MiniMaxAI/MiniMax-M2
MiniMax M2 MoE language model (230B total / 10B active) for coding, agent toolchains, and long-context reasoning — native FP8 checkpoint
View on HuggingFaceGuide
Overview
MiniMax-M2 is an advanced MoE language model from MiniMax. Highlights:
- Superior intelligence — #1 among open-source models globally on math, science, coding, tool use
- Advanced coding — multi-file edits, run-fix loops, test-validated repairs (SWE-Bench, Terminal-Bench)
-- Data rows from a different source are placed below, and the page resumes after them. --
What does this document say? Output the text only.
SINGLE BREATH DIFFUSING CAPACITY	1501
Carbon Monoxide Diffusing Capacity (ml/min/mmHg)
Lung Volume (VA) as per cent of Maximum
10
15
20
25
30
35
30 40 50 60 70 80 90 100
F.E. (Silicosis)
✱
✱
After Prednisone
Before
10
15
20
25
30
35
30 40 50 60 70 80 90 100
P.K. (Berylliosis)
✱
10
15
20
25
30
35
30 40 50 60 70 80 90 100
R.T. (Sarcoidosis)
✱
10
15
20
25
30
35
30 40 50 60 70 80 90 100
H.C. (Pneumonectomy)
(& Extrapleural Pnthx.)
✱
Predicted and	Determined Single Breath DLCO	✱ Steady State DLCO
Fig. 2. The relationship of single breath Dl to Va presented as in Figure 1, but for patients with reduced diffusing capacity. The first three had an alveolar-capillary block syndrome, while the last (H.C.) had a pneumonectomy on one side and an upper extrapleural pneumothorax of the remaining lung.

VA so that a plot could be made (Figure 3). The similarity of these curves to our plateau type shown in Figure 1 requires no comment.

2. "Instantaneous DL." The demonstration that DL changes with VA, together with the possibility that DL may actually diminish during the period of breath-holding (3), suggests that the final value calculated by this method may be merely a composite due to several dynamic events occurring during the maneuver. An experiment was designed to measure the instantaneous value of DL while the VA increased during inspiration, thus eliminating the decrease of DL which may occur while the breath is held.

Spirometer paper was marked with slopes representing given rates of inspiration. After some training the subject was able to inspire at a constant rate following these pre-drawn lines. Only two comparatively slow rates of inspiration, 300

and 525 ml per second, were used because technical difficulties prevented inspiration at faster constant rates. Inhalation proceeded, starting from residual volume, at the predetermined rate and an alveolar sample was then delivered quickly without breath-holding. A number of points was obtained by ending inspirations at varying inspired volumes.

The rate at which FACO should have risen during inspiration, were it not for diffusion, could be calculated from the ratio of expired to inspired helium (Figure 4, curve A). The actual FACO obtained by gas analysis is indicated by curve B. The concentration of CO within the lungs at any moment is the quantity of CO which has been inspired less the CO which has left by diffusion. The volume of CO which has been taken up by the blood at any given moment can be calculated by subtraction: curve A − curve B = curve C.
- Agent performance — plans and executes complex toolchains across shell, browser, and code
- Efficient design — 10B active / 230B total for low latency and high throughput
- 196K context length per sequence
Prerequisites
- OS: Linux
- Python: 3.10 - 3.13
- NVIDIA: compute capability >= 7.0; ~220 GB for weights + 240 GB per 1M context tokens
- AMD: MI300X / MI325X / MI350X / MI355X with ROCm 7.0+
Install vLLM (NVIDIA, stable)
uv venv
source .venv/bin/activate
uv pip install -U vllm --torch-backend auto
Install vLLM (NVIDIA, nightly)
If you hit corrupted output, upgrade to a nightly after commit
cf3eacfe58fa9e745c2854782ada884a9f992cf7:
uv pip install -U vllm --extra-index-url https://wheels.vllm.ai/nightly
Install vLLM (AMD ROCm)
uv pip install vllm --extra-index-url https://wheels.vllm.ai/rocm/
Docker (NVIDIA, dedicated M2 image)
docker run --gpus all \
-p 8000:8000 \
--ipc=host \
-v ~/.cache/huggingface:/root/.cache/huggingface \
vllm/vllm-openai:minimax27 MiniMaxAI/MiniMax-M2 \
--tensor-parallel-size 4 \
--tool-call-parser minimax_m2 \
--reasoning-parser minimax_m2 \
--enable-auto-tool-choice \
--compilation-config '{"mode":3,"pass_config":{"fuse_minimax_qk_norm":true}}' \
--trust-remote-code
Launching the Server
NVIDIA — TP4 (4x H200/H20/H100 or 4x A100/A800)
vllm serve MiniMaxAI/MiniMax-M2 \
--tensor-parallel-size 4 \
--tool-call-parser minimax_m2 \
--reasoning-parser minimax_m2 \
--compilation-config '{"mode":3,"pass_config":{"fuse_minimax_qk_norm":true}}' \
--enable-auto-tool-choice \
--trust-remote-code
Pure TP8 is not supported. For >4 GPUs use DP+EP or TP+EP:
TP4+EP (recommended for H100)
vllm serve MiniMaxAI/MiniMax-M2 \
--tensor-parallel-size 4 \
--enable-expert-parallel \
--tool-call-parser minimax_m2 \
--reasoning-parser minimax_m2 \
--compilation-config '{"mode":3,"pass_config":{"fuse_minimax_qk_norm":true}}' \
--enable-auto-tool-choice
DP8+EP
vllm serve MiniMaxAI/MiniMax-M2 \
--data-parallel-size 8 \
--enable-expert-parallel \
--tool-call-parser minimax_m2 \
--reasoning-parser minimax_m2 \
--compilation-config '{"mode":3,"pass_config":{"fuse_minimax_qk_norm":true}}' \
--enable-auto-tool-choice
AMD ROCm — TP2 or TP4
VLLM_ROCM_USE_AITER=1 vllm serve MiniMaxAI/MiniMax-M2 \
--tensor-parallel-size 4 \
--tool-call-parser minimax_m2 \
--reasoning-parser minimax_m2 \
--enable-auto-tool-choice \
--trust-remote-code
Benchmarking
vllm bench serve \
--backend vllm \
--model MiniMaxAI/MiniMax-M2 \
--endpoint /v1/completions \
--dataset-name random \
--random-input 2048 \
--random-output 1024 \
--max-concurrency 10 \
--num-prompt 100
Troubleshooting
fuse_minimax_qk_normnot recognized: This fusion was introduced in vLLM PR #37045; ensure your vLLM build includes it.- Corrupted output on stable release: Upgrade to a nightly after commit
cf3eacfe58fa9e745c2854782ada884a9f992cf7. - DeepGEMM: vLLM uses DeepGEMM by default; install via install_deepgemm.sh when missing.
- AITER first launch: AMD initial launch JIT-compiles CK-based FP8 MoE, RMSNorm, and activation kernels. Subsequent launches use cached kernels.